Em Guarujá, o almoxarifado central tinha extintor de incêndio com validade vencida e funcionava sem Auto de Vistoria do Corpo de Bombeiros (AVCB). O TCE-SP também encontrou infiltrações, degradação no forro, sinais de umidade nas paredes e medicamentos vencidos, incluindo insulina.

A Prefeitura de Guarujá esclarece que a unidade passou recentemente por reforma, incluindo melhorias no parque tecnológico destinado à conservação de medicamentos termolábeis. Quanto as infiltrações apontadas, a administração relata que são situações pontuais e já estão no cronograma para receberem manutenção a partir da próxima semana.

Praia Grande

Em Praia Grande, os fiscais encontraram medicamentos armazenados na porta da geladeira, além de infiltrações, mofo e remédios expostos à luz solar.

Mongaguá

Em Mongaguá, a fiscalização encontrou na medicamentos colados na parede, próximos a outros objetos e tomadas, presença de mofo e falta de termo-higrômetro na USF Agenor de Campos.

Em nota, a Secretaria Municipal de Saúde informou que já está adotando as providências necessárias referentes aos apontamentos realizados durante a fiscalização.

“Em relação às questões estruturais identificadas, foi solicitada a remoção do material junto à equipe de limpeza da unidade, sendo a situação prontamente sanada.

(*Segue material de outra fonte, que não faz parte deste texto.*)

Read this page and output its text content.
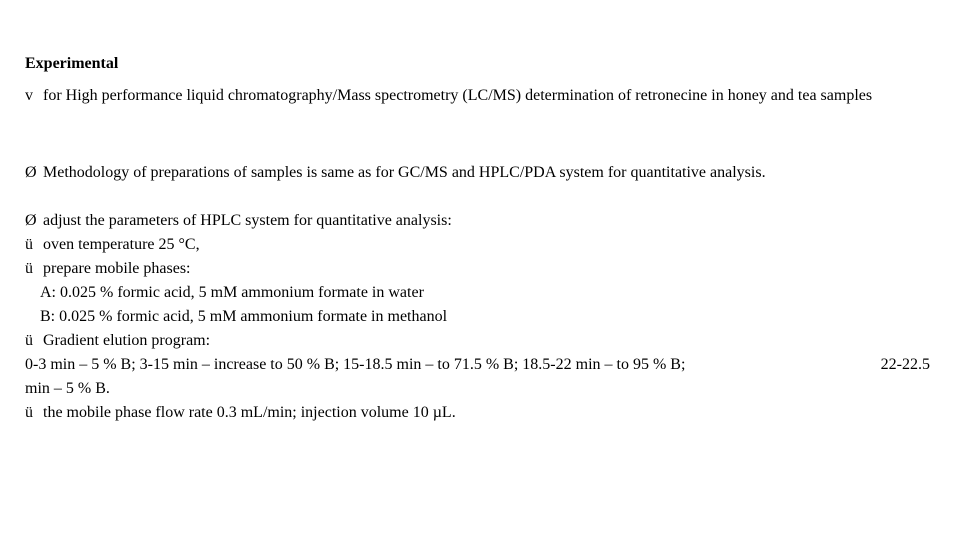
Experimental
v for High performance liquid chromatography/Mass spectrometry (LC/MS) determination of retronecine in honey and tea samples
Ø Methodology of preparations of samples is same as for GC/MS and HPLC/PDA system for quantitative analysis.
Ø adjust the parameters of HPLC system for quantitative analysis:
ü oven temperature 25 °C,
ü prepare mobile phases:
A: 0.025 % formic acid, 5 mM ammonium formate in water
B: 0.025 % formic acid, 5 mM ammonium formate in methanol
ü Gradient elution program:
0-3 min – 5 % B; 3-15 min – increase to 50 % B; 15-18.5 min – to 71.5 % B; 18.5-22 min – to 95 % B;	22-22.5
min – 5 % B.
ü the mobile phase flow rate 0.3 mL/min; injection volume 10 µL.
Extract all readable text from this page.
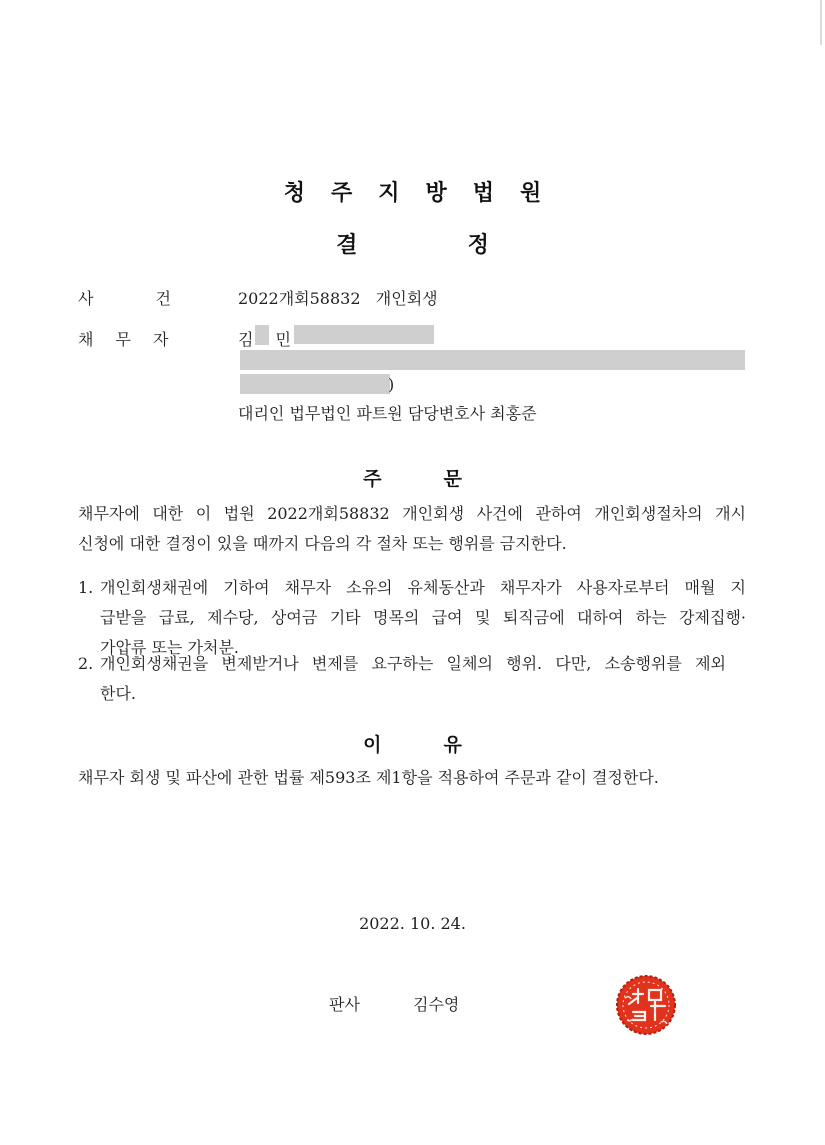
청주지방법원
결	정
사	건	2022개회58832   개인회생
채 무 자	김 민
)
대리인 법무법인 파트원 담당변호사 최홍준
주	문
채무자에 대한 이 법원 2022개회58832 개인회생 사건에 관하여 개인회생절차의 개시
신청에 대한 결정이 있을 때까지 다음의 각 절차 또는 행위를 금지한다.
1. 개인회생채권에 기하여 채무자 소유의 유체동산과 채무자가 사용자로부터 매월 지
급받을 급료, 제수당, 상여금 기타 명목의 급여 및 퇴직금에 대하여 하는 강제집행·
가압류 또는 가처분.
2. 개인회생채권을 변제받거나 변제를 요구하는 일체의 행위. 다만, 소송행위를 제외
한다.
이	유
채무자 회생 및 파산에 관한 법률 제593조 제1항을 적용하여 주문과 같이 결정한다.
2022. 10. 24.
판사	김수영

A unidade seguirá sendo monitorada. Sobre o apontamento referente à ausência de farmacêutico na unidade, a Secretaria esclarece que o Município passou por um processo de descentralização da farmácia municipal, visando ampliar o acesso da população aos medicamentos e reduzir filas e deslocamentos”.

Santos

Já em Santos, a Policlínica Areia Branca foi apontada por manter medicamentos em geladeira sem controle de temperatura. A unidade também não possuía farmacêutico responsável nem termo-higrômetro, equipamento utilizado para monitorar temperatura e umidade do ambiente.

O relatório do TCE-SP ainda apontou problemas estruturais em unidades de saúde de todo o estado. Mais de 55% dos prédios fiscalizados operavam sem AVCB, enquanto 73% das farmácias visitadas apresentavam falta de medicamentos essenciais, como psicofármacos e remédios para diabetes.

Segundo o órgão, as falhas de controle de estoque e armazenamento comprometem o abastecimento das unidades e podem afetar diretamente o atendimento à população.

A Prefeitura informou que  que foi notificada nesta quinta-feira (7) e já iniciou as adequações solicitadas pelo órgão na unidade.

São Vicente

Em São Vicente, insumos da saúde foram encontrados com itens encostados na parede, próximos à janela no almoxarifado. Os fiscais também encontraram mofo na unidade.